La plus grande identité numérique du monde est en Inde : le projet Aadhaar

Notre article de synthèse traite du programme Aadhaar, qui est le plus grand programme d'identification biométrique au monde, et de son impact sur la vie privée en Inde.

Aadhaar est un numéro d'identification unique à 12 chiffres qui peut être obtenu volontairement par les citoyens indiens ou les résidents étrangers qui ont vécu en Inde pendant plus de 182 jours au cours de l'année écoulée.

Les données sont collectées par l'Unique Identification Authority of India (UIDAI), qui a été créée en 2009 par le gouvernement indien sous l'égide du ministère de l'électronique et des technologies de l'information. Les données recueillies comprennent des photographies de l'iris et du visage, des empreintes digitales, le nom, le sexe, la date et le lieu de naissance. Le gouvernement indien a encouragé les citoyens à associer leurs numéros à divers services, tels que les cartes SIM de téléphone portable, plusieurs régimes de protection sociale et des comptes bancaires.

La création de cette base de données massive a simplifié l'accès aux services qui nécessitent une vérification, mais elle pose également un risque de sécurité important car elle contient des informations personnelles sensibles. Le traitement et la confidentialité de ces données nécessitent des mesures de sécurité particulières, et la création de cette base de données a également attiré l'attention des criminels et des entreprises. La base de données a également fait l'objet de failles de sécurité, qui ont exposé les informations personnelles de millions d'individus. Par exemple, en mai 2017, le Center for Internet and Society (CIS), basé à Bangalore, a obtenu les détails de 130 millions de cartes Aadhaar en pénétrant par effraction sur les sites Web du gouvernement. Ces détails comprenaient les noms, les religions, les castes, les adresses, les numéros de téléphone et même les numéros de compte bancaire de 100 millions d'individus.

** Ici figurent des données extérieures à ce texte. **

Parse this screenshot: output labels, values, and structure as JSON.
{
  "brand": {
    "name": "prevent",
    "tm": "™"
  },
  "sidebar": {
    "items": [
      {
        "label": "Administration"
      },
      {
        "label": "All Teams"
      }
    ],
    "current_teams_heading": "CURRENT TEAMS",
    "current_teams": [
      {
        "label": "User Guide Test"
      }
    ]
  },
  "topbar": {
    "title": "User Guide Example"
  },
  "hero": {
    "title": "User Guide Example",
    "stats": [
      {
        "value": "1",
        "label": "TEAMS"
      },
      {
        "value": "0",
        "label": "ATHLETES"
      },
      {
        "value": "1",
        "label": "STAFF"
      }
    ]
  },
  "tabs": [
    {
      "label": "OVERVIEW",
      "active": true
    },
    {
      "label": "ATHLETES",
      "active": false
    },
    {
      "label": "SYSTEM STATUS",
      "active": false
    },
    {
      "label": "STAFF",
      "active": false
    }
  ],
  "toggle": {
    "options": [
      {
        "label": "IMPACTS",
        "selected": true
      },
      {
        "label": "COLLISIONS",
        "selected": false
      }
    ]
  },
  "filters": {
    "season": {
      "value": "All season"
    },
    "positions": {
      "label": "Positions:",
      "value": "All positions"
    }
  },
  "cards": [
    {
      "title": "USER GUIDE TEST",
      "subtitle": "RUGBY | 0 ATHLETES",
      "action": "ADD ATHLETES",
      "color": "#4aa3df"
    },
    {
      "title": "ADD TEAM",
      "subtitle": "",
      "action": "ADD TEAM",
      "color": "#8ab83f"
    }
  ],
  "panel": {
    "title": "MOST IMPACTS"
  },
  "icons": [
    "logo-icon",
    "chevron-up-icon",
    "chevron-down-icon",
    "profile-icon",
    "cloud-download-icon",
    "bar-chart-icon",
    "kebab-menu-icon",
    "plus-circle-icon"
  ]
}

En janvier 2018, le journal The Tribune montrait à quel point l'accès aux données collectées dans la base de données Aadhaar était particulièrement vulnérable en raison de sa structure technique, d'un manque de gouvernance claire et de contrôles de sécurité inadéquats. L'enquête du journal a montré que pour 500 roupies (environ 5,90 euros), il était possible d'acheter une identité numérique, et l'enquête a également mis en évidence la facilité d'accès à l'intégralité de la base de données pour un gain financier.

De nombreuses personnes en Inde ont appelé à la fermeture d'Aadhaar, citant son utilisation inconstitutionnelle. Le programme, introduit à l'origine par une notification de l'exécutif, a été contesté pour la première fois devant la Cour suprême en 2012. En 2016, la loi Aadhaar (pour la fourniture ciblée de subventions, d'avantages et de services) a été adoptée. La loi Aadhaar a fait l'objet de nombreuses critiques et la Cour suprême indienne a rendu deux jugements historiques en 2017 et 2018 concernant sa constitutionnalité.

Le 24 août 2017, un panel de neuf juges de la Cour suprême indienne a déclaré à l'unanimité que "le droit à la vie privée est intrinsèque à l'article 21 (de la Constitution), qui protège la vie et la liberté". 

Jusqu'alors, la Constitution indienne (1950) ne mentionnait pas explicitement le droit inaliénable des individus à la vie privée, pourtant implicite dans la charte fondamentale. Le gouvernement indien avait fait valoir que ce droit pouvait être subordonné à l'accès aux ressources jugées nécessaires pour améliorer la vie de la majorité.

Dans son verdict de septembre 2018, un banc de cinq juges de la Cour suprême indienne a statué que le Parlement indien avait le pouvoir d'adopter la loi Aadhaar de 2016 en tant que projet de loi de finances en vertu de l'article 110 de la Constitution. Plusieurs requêtes en révision ont été déposées contre ce verdict en décembre 2018.

En novembre 2019, un autre banc de cinq juges de la Cour suprême indienne a confirmé la validité constitutionnelle d'Aadhaar mais a invalidé certaines dispositions, notamment la liaison obligatoire d'Aadhaar avec des comptes bancaires, des cartes SIM et des admissions scolaires. 

Le tribunal a également précisé que l'utilisation d'Aadhaar est volontaire et que personne ne peut se voir refuser des services pour ne pas avoir de carte Aadhaar. Cependant, le programme Aadhaar reste actif et le gouvernement indien continue de le lier à divers services.

En conclusion, Aadhaar est un programme controversé qui a suscité des débats sur la confidentialité et la surveillance gouvernementale en Inde.